Focal Modulation Networks for Interpretable Sound Classification
Luca Della Libera, Cem Subakan, Mirco Ravanelli
TL;DR
This work tackles interpretability in audio by-design using FocalNets, which replace self-attention with focal modulation to produce context-aware representations. The authors apply FocalNets to environmental sound classification on ESC-50, demonstrating competitive accuracy and interpretable modulation maps that pinpoint informative spectro-temporal regions. Compared against a ViT baseline and PIQ post-hoc interpretations, FocalNets achieve strong performance without additional training or processing, indicating that interpretable-by-design architectures can rival or surpass post-hoc methods in audio. These findings suggest practical benefits for trust and transparency in audio systems, with potential extensions to other datasets and user-centered assessments of the listenable interpretations.
Abstract
The increasing success of deep neural networks has raised concerns about their inherent black-box nature, posing challenges related to interpretability and trust. While there has been extensive exploration of interpretation techniques in vision and language, interpretability in the audio domain has received limited attention, primarily focusing on post-hoc explanations.

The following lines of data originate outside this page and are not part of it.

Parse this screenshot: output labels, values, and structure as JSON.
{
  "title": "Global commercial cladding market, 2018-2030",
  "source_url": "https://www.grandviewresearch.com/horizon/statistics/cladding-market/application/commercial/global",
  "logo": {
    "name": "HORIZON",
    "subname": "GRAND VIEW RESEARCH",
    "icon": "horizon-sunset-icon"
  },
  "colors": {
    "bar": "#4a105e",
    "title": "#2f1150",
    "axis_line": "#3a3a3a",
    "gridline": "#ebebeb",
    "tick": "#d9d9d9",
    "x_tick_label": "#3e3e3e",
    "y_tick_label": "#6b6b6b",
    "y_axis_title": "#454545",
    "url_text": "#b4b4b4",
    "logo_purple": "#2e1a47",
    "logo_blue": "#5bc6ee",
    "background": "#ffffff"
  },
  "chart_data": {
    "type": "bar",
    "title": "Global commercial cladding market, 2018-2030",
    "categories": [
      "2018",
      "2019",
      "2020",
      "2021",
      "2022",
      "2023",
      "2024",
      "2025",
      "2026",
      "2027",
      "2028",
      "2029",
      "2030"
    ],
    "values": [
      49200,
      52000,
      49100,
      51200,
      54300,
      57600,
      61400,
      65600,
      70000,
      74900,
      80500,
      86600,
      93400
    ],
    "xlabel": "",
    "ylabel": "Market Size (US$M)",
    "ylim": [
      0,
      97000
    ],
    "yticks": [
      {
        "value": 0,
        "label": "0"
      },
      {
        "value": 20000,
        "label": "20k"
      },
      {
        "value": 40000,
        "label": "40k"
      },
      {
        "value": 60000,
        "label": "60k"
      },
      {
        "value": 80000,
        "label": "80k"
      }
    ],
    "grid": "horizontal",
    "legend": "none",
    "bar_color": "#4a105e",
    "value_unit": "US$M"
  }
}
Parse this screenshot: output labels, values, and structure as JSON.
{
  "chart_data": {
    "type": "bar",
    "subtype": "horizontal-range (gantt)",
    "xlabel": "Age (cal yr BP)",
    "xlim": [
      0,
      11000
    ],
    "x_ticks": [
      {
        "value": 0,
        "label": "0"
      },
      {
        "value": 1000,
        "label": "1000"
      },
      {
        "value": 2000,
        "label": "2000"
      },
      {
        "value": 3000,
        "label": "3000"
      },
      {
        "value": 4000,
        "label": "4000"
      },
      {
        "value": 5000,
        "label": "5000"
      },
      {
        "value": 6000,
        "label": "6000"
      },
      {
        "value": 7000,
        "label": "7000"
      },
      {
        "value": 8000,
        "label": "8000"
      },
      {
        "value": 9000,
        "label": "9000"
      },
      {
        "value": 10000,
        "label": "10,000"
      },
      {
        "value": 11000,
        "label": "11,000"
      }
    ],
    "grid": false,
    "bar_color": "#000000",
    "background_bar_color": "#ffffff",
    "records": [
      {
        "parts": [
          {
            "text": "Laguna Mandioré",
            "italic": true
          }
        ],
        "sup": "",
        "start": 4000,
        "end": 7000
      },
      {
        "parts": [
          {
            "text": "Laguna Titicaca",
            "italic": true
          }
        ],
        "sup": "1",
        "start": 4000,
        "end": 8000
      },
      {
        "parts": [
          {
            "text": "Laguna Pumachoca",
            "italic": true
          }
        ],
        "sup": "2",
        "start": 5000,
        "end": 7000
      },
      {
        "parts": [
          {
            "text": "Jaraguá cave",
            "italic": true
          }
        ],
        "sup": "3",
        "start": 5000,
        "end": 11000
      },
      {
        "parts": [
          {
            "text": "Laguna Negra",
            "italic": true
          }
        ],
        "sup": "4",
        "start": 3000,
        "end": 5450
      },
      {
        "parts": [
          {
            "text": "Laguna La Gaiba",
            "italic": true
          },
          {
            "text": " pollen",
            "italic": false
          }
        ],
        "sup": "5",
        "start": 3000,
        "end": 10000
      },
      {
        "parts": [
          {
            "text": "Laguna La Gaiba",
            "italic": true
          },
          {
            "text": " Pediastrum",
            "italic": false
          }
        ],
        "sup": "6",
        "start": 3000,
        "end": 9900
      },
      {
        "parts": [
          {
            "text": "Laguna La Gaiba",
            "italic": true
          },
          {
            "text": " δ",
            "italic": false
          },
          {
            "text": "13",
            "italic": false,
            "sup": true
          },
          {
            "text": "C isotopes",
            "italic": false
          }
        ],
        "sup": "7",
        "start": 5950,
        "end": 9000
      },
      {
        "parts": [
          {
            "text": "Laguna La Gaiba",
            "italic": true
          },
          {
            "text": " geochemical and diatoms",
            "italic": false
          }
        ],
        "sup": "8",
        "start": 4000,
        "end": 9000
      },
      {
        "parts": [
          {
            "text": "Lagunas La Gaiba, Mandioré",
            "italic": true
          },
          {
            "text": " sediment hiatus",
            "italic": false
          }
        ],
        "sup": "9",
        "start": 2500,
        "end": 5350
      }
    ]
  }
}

This paper addresses the problem of interpretability by-design in the audio domain by utilizing the recently proposed attention-free focal modulation networks (FocalNets). We apply FocalNets to the task of environmental sound classification for the first time and evaluate their interpretability properties on the popular ESC-50 dataset. Our method outperforms a similarly sized vision transformer both in terms of accuracy and interpretability. Furthermore, it is competitive against PIQ, a method specifically designed for post-hoc interpretation in the audio domain.